Часть 25 из 61 В начало
Для доступа к библиотеке пройдите авторизацию
А потом появилась кошка.
Первым ее заметил Севостьянов. Тощая, длинная, с роскошным хвостом. Белая в зеленом ошейнике. Домашняя, значит.
Кошка гадила в Тамарином укропе, изогнув хвост вопросительным знаком.
– А ну пшла! – рявкнул Севостьянов.
Кошка метнулась прочь.
«Ну все, повадилась», – подумал он и оказался прав.
Несколько дней спустя Тамара пожаловалась, что приблудная тварь разрывает ее грядки. Незваную гостью гоняли, но она возвращалась снова и снова. В конце концов озверевшая Тамара провела расследование.
Выяснилось, что кошка принадлежит Каблуковым.

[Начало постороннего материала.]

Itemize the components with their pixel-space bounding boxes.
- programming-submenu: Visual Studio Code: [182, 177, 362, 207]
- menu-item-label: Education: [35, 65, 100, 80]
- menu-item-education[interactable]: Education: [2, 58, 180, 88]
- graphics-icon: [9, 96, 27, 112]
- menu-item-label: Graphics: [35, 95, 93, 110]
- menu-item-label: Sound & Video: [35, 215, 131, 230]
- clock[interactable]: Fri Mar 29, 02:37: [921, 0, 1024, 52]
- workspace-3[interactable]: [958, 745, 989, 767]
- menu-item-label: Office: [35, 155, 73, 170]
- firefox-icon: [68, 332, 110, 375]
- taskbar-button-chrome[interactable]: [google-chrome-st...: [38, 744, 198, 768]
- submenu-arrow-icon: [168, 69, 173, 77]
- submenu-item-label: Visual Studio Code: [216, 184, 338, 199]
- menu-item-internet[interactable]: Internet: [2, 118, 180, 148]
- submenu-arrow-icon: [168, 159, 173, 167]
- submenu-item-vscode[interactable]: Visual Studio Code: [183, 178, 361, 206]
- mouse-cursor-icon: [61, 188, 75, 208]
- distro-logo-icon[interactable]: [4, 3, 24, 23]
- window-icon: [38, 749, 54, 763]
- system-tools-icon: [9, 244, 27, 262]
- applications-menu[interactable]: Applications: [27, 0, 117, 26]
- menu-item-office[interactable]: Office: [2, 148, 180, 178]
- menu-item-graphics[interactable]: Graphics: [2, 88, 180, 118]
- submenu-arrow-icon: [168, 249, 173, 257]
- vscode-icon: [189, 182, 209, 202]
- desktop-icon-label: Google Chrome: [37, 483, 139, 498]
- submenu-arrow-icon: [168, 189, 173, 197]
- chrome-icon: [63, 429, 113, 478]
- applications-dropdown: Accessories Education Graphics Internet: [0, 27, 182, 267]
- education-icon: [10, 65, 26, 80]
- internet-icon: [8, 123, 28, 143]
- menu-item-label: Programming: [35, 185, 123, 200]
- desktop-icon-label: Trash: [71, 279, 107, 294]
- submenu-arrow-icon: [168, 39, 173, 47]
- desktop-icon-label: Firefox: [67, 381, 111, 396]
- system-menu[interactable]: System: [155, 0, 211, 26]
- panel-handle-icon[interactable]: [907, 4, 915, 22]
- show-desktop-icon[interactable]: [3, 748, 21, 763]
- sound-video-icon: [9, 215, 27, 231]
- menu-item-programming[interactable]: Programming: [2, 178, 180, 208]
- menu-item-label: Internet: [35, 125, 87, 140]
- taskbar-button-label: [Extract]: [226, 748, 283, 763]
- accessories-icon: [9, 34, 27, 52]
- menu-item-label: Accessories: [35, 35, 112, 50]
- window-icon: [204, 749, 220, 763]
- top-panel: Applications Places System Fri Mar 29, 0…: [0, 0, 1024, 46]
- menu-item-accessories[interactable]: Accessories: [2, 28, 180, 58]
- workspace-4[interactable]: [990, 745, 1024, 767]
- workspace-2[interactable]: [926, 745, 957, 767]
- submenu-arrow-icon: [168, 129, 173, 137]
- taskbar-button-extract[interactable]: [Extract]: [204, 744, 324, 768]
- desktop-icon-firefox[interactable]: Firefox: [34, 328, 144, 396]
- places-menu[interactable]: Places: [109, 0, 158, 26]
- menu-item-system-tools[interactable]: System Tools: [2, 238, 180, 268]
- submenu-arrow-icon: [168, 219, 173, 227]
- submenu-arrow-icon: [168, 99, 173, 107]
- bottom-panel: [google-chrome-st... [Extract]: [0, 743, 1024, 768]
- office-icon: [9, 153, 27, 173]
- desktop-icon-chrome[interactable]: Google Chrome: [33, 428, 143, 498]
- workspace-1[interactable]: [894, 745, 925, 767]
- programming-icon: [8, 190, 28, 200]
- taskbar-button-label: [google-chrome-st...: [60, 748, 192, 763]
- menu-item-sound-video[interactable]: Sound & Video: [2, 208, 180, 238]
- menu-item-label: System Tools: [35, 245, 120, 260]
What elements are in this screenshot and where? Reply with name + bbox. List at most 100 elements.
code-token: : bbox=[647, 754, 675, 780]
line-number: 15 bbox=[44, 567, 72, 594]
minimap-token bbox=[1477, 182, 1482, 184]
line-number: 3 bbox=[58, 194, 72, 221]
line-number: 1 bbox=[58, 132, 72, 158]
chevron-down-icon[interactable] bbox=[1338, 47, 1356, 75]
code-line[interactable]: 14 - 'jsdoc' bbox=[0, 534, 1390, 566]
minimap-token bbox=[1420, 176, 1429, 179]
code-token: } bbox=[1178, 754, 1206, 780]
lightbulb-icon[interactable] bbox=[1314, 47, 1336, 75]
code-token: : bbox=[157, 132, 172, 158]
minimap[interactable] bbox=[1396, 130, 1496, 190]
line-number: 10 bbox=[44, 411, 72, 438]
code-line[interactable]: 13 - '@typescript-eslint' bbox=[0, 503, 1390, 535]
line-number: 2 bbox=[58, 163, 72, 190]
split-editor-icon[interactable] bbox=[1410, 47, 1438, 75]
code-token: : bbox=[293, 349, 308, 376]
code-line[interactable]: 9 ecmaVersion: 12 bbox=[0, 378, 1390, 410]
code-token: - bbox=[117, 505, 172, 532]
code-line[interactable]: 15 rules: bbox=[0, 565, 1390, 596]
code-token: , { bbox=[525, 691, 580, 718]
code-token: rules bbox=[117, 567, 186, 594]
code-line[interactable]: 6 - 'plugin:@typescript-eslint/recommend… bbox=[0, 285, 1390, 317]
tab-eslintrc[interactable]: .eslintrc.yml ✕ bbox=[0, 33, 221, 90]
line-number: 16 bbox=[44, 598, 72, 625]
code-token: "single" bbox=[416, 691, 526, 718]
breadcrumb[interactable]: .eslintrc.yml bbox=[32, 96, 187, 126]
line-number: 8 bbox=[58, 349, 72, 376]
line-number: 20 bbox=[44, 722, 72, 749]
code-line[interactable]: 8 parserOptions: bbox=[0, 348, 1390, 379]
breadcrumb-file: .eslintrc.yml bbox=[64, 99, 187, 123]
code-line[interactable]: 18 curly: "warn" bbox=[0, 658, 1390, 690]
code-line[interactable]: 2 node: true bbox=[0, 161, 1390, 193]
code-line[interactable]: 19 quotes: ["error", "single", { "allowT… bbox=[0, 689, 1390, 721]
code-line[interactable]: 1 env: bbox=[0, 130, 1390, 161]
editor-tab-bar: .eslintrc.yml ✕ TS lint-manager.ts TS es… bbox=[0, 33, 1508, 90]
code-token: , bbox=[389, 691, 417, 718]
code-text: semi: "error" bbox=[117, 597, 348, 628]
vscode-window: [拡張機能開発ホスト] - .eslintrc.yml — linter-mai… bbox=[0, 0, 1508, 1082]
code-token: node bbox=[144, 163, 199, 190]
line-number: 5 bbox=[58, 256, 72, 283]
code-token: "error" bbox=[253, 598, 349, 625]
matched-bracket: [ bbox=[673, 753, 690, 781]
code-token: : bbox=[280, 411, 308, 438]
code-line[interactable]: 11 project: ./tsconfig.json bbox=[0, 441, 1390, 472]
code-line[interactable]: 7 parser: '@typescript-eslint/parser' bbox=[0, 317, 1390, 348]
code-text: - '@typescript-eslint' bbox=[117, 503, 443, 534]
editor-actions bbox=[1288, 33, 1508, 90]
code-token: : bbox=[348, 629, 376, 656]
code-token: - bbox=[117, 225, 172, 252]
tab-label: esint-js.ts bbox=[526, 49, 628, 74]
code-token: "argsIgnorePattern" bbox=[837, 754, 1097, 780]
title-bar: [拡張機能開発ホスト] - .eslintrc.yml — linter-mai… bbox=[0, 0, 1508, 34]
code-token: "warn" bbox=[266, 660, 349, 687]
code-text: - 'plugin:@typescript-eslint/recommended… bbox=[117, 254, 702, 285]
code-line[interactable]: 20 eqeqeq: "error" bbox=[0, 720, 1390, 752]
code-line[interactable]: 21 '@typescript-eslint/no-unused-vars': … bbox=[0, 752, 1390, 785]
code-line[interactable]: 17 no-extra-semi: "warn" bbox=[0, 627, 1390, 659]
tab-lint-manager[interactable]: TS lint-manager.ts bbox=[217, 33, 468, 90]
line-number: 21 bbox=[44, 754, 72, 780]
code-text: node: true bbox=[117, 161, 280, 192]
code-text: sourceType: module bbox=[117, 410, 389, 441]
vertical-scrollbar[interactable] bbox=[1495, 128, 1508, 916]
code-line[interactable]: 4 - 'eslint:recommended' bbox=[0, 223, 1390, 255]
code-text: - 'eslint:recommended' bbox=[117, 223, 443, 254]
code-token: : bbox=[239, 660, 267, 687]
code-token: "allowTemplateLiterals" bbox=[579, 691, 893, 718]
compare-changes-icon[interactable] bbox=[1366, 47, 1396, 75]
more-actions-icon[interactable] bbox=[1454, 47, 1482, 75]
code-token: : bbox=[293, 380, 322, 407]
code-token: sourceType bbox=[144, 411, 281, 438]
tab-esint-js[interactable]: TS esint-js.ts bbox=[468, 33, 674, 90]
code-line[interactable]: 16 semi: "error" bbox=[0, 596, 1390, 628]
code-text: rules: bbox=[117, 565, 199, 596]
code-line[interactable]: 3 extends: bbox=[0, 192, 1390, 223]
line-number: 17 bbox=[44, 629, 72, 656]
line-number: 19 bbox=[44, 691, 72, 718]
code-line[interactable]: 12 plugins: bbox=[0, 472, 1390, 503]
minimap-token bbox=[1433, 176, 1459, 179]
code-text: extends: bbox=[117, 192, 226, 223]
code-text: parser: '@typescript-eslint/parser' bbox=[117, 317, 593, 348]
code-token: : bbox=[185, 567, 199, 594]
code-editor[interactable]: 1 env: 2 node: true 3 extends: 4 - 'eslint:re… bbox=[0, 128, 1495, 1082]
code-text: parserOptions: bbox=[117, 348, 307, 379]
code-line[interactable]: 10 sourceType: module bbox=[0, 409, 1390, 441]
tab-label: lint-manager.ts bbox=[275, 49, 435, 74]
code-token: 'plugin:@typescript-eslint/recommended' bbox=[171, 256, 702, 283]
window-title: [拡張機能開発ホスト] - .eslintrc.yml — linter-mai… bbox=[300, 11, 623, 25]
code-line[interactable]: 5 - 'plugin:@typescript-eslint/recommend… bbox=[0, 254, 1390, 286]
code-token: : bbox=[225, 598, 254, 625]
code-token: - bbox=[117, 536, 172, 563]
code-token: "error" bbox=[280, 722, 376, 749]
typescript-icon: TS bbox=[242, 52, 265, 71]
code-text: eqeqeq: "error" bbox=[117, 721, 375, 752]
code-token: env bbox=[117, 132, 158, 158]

Каблуковы, Виталий и Ирина, жили через дом от Забелиных. Севостьянов с ними почти не общался. Виталий был из породы умников, он таких недолюбливал. Интеллигент гротескного вида: жиденький, сутулый, с бородкой и в очках. Несмотря на карикатурный облик, Каблуков был рукастый мужик и взаправдашний ученый. Севостьянов зачем-то помнил, что он занимается нелинейно-оптическими кристаллами.
Когда Тамара пришла с претензиями, Каблуков поднял ее на смех.
– Милая моя, кошка – это не собака, ее на цепь не посадишь. В деревне кошки испокон веков гадили, гадят и будут гадить где пожелают! Такова их кошачья природа.
– Вот пусть она на вашем участке и серит! – злобно сказала Тамара.
– Я, конечно, попрошу ее об этом, – с издевательской ухмылкой пообещал Каблуков. – Но она чрезвычайно мало прислушивается к моему мнению. Я для нее, увы, не авторитет, уважаемая Тамара Григорьевна!
Тамара нехорошо ухмыльнулась.
– А может, ружье для нее будет поавторитетнее?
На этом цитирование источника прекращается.